GameStop recently reported surprisingly better-than-expected quarterly results. But according to Wedbush analyst Michael Pachter, the company has “practically no chance.” That’s what lies behind it.

• Wedbush analyst offers gloomy forecast for GameStop
• GameStop stock could soon come under pressure
• The company lacks a clear strategy

The US video game retailer GameStop reported its results for the third quarter of 2024 on December 10th. Despite a decline in sales, the price reaction on the stock market was positive as investor expectations were even lower. But the company still faces major challenges. According to MarketWatch, Wedbush analyst Michael Pachter writes in a note dated December 11, 2024 that GameStop has “virtually no chance” of “returning to profitability in its core business.”

GameStop has tried in vain in recent years to break free from its declining business model, which relied heavily on sales of video games and hardware. The continuous losses from operations and the questionable strategic decisions cast a shadow over the long-term future of the company. Although GameStop has “more than ten US dollars per share in cash”, there is “no clear strategy for using the capital sensibly,” said Pachter, according to MarketWatch.

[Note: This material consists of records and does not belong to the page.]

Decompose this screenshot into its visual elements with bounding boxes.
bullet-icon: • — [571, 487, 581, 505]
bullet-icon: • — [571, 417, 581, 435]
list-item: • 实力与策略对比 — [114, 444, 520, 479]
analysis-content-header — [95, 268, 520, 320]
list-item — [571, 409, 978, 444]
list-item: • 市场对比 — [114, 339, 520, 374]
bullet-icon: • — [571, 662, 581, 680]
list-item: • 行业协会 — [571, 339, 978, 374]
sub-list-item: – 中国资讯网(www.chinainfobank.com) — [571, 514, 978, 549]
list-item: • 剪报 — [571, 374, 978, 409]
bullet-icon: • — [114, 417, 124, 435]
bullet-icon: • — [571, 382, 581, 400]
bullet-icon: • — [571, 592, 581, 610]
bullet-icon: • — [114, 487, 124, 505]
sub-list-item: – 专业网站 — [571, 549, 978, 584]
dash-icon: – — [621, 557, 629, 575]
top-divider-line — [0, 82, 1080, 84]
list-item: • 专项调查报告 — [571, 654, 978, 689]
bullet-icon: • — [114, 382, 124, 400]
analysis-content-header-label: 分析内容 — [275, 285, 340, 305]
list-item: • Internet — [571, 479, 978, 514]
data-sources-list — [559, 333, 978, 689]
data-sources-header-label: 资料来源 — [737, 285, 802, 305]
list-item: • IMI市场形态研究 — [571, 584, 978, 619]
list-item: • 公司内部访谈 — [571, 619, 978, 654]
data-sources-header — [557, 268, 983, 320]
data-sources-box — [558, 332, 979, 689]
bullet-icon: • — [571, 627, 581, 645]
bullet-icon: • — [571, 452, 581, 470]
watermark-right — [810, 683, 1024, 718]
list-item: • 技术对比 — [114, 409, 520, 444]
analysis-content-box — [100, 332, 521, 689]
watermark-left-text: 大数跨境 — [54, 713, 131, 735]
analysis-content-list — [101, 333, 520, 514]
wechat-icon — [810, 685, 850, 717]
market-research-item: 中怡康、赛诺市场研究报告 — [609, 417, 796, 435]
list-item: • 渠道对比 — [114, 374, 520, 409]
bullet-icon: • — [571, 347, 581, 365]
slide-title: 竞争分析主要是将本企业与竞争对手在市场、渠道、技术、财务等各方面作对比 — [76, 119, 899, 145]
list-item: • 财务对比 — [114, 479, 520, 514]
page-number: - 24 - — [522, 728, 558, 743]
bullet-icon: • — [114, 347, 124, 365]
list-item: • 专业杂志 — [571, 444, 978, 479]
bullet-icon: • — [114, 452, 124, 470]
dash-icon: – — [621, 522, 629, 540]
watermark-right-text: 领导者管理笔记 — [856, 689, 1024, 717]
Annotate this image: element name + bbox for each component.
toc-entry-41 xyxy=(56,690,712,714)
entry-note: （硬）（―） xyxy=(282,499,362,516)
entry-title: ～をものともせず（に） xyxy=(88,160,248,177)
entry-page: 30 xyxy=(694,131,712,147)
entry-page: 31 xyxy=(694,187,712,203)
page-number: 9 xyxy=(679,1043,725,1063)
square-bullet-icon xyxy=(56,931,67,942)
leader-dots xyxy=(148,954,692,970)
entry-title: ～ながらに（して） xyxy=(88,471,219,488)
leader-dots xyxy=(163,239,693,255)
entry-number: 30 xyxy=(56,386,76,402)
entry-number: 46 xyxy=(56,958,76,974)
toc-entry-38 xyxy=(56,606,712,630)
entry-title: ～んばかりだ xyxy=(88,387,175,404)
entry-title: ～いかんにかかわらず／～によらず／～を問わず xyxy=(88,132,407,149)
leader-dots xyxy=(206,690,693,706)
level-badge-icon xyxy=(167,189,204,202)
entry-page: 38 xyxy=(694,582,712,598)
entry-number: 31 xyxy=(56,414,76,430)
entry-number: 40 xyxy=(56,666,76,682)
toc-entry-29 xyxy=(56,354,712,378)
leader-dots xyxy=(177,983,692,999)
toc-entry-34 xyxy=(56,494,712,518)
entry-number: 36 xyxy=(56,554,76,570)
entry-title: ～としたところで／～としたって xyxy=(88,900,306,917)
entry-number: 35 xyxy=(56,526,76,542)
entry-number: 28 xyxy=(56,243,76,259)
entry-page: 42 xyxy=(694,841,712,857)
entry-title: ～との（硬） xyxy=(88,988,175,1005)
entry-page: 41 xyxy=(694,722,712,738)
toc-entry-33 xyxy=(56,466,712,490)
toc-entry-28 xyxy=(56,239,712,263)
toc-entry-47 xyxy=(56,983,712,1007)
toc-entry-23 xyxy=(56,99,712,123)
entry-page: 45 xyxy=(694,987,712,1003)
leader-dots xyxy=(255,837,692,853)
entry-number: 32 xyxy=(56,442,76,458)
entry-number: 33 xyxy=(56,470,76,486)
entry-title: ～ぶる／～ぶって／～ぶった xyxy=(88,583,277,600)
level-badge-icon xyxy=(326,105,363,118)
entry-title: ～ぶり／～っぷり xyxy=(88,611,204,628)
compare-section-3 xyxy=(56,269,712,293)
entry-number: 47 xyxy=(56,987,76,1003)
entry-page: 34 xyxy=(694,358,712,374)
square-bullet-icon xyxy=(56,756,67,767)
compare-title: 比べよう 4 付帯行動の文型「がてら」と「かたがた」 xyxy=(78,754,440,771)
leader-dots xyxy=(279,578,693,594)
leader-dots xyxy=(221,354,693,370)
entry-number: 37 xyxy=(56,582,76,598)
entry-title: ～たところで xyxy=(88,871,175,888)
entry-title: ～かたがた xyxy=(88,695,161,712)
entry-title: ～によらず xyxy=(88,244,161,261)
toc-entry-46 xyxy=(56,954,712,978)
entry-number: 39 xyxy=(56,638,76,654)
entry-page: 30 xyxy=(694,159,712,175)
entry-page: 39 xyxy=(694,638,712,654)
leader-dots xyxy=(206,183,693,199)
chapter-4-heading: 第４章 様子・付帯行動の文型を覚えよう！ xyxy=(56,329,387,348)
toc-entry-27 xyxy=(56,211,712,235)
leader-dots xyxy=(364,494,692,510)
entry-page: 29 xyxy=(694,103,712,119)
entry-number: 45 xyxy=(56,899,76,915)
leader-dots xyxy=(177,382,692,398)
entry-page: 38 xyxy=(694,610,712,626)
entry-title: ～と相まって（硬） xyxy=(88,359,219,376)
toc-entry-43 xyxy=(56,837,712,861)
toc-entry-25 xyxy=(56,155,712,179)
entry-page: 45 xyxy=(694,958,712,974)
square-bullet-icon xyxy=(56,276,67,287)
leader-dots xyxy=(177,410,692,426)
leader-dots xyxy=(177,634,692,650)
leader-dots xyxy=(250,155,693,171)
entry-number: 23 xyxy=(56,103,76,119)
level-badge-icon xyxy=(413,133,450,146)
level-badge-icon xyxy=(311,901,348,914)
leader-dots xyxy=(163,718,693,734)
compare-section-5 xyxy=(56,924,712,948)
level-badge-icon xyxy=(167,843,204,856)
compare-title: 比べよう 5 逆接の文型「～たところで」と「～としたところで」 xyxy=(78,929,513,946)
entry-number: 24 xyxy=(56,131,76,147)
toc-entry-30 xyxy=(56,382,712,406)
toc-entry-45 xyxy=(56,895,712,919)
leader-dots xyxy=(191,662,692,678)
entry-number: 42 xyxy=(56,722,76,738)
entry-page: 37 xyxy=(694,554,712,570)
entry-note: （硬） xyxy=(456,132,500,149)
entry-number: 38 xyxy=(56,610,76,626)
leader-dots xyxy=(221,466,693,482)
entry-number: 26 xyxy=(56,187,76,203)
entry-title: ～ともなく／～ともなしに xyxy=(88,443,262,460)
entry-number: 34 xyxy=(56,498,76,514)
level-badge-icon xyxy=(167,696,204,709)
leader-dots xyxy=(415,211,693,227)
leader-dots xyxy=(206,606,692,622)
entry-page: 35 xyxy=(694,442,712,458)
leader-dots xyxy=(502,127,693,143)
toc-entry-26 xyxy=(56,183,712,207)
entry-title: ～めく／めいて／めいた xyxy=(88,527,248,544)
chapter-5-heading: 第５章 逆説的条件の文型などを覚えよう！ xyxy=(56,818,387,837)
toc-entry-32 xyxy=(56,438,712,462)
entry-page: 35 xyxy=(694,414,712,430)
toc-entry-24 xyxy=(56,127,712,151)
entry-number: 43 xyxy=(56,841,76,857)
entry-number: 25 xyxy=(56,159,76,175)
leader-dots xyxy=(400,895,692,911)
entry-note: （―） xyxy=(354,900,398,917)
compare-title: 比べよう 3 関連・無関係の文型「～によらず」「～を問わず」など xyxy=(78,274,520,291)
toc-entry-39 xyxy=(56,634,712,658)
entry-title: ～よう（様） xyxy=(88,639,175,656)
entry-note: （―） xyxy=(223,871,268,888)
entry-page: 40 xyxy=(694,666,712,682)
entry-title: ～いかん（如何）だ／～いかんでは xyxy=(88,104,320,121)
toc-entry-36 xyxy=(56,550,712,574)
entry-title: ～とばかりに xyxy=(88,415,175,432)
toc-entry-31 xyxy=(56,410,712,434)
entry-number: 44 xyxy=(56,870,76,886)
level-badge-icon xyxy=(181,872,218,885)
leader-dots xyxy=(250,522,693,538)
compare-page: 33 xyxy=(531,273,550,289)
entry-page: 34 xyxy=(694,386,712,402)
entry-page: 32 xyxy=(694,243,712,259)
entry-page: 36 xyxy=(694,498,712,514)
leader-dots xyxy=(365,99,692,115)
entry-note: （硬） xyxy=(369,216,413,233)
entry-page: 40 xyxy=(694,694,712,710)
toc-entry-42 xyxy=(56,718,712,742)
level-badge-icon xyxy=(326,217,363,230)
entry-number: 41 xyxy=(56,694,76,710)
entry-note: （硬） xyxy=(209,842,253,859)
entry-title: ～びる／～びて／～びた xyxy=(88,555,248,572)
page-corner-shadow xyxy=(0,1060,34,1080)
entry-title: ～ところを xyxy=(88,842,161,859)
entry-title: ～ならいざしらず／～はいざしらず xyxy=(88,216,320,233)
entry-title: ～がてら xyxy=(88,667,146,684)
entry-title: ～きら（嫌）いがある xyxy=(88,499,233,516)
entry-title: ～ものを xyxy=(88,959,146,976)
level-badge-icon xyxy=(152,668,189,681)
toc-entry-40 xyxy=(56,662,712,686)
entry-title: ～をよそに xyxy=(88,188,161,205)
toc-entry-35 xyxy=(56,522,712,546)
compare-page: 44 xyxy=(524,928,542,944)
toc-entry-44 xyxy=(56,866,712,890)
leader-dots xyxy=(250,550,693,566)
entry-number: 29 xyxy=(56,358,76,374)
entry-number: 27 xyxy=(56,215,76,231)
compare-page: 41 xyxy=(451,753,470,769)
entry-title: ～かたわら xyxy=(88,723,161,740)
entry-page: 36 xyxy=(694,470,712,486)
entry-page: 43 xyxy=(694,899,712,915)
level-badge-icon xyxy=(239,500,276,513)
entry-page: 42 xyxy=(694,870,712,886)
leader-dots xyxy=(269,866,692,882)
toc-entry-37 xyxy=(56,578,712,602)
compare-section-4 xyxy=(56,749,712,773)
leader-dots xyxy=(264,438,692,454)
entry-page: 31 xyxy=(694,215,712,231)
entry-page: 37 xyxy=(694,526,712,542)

Analyst warns: bleak future despite billions in cash reserves

Despite a solid cash balance of around $4.6 billion, which has increased significantly in the last twelve months, GameStop’s strategy is not working. “The company’s shares are trading at 30 times cash, while the business continues to make losses,” Pachter continued. This discrepancy between financial reserves and ongoing losses raises doubts among many analysts about the sustainability of the business model.

In another move, GameStop has closed more stores in a desperate attempt to cut costs and get back on the path to profitability. But according to Pachter, these measures are not enough: “His plans to enter the trading card business are striking in their vagueness.” The company is seeking to create a new revenue stream by entering the trading card market, but there is “no clear strategy to leverage the branches.” According to MarketWatch, Pachter describes the move as another attempt to move away from the core strategy, but without seeing a clear advantage. The trading card strategy is “wildly fragmented.”

“GameStop has a complete lack of competitive advantage in this new business,” warns Pachter, according to MarketWatch. The chances of the company becoming successful in this segment are slim. Pachter sees the failed attempts of the last few years as harbingers of an unsuccessful future.

Despite price gains: GameStop shares in danger?

Although corporate profits in the third quarter of 2024 were better than initially expected, these are little consolation given the long-term difficulties. Operating loss for the quarter was $33.4 million, a significant deterioration compared to the previous year. Adjusted, the loss was $24.6 million. “While GameStop has more than $10 per share in cash, continued operating losses are resulting in a subpar return and the stock should reflect that fact,” Pachter continued.

Wedbush has therefore lowered the price target for GameStop shares to ten US dollars and maintained the “underperform” rating. The stock could come under further pressure given continued financial problems and unclear future prospects.

Investors worried: Will GameStop turn things around?

GameStop is still looking for a long-term viable strategy. Recent attempts to enter the trading card market could potentially be a risky decision. It remains to be seen to what extent the new business model will significantly improve operational profitability and whether GameStop can survive in the long term.

Editorial team finanzen.net

This text is for informational purposes only and does not constitute an investment recommendation. finanzen.net GmbH excludes any claims for recourse.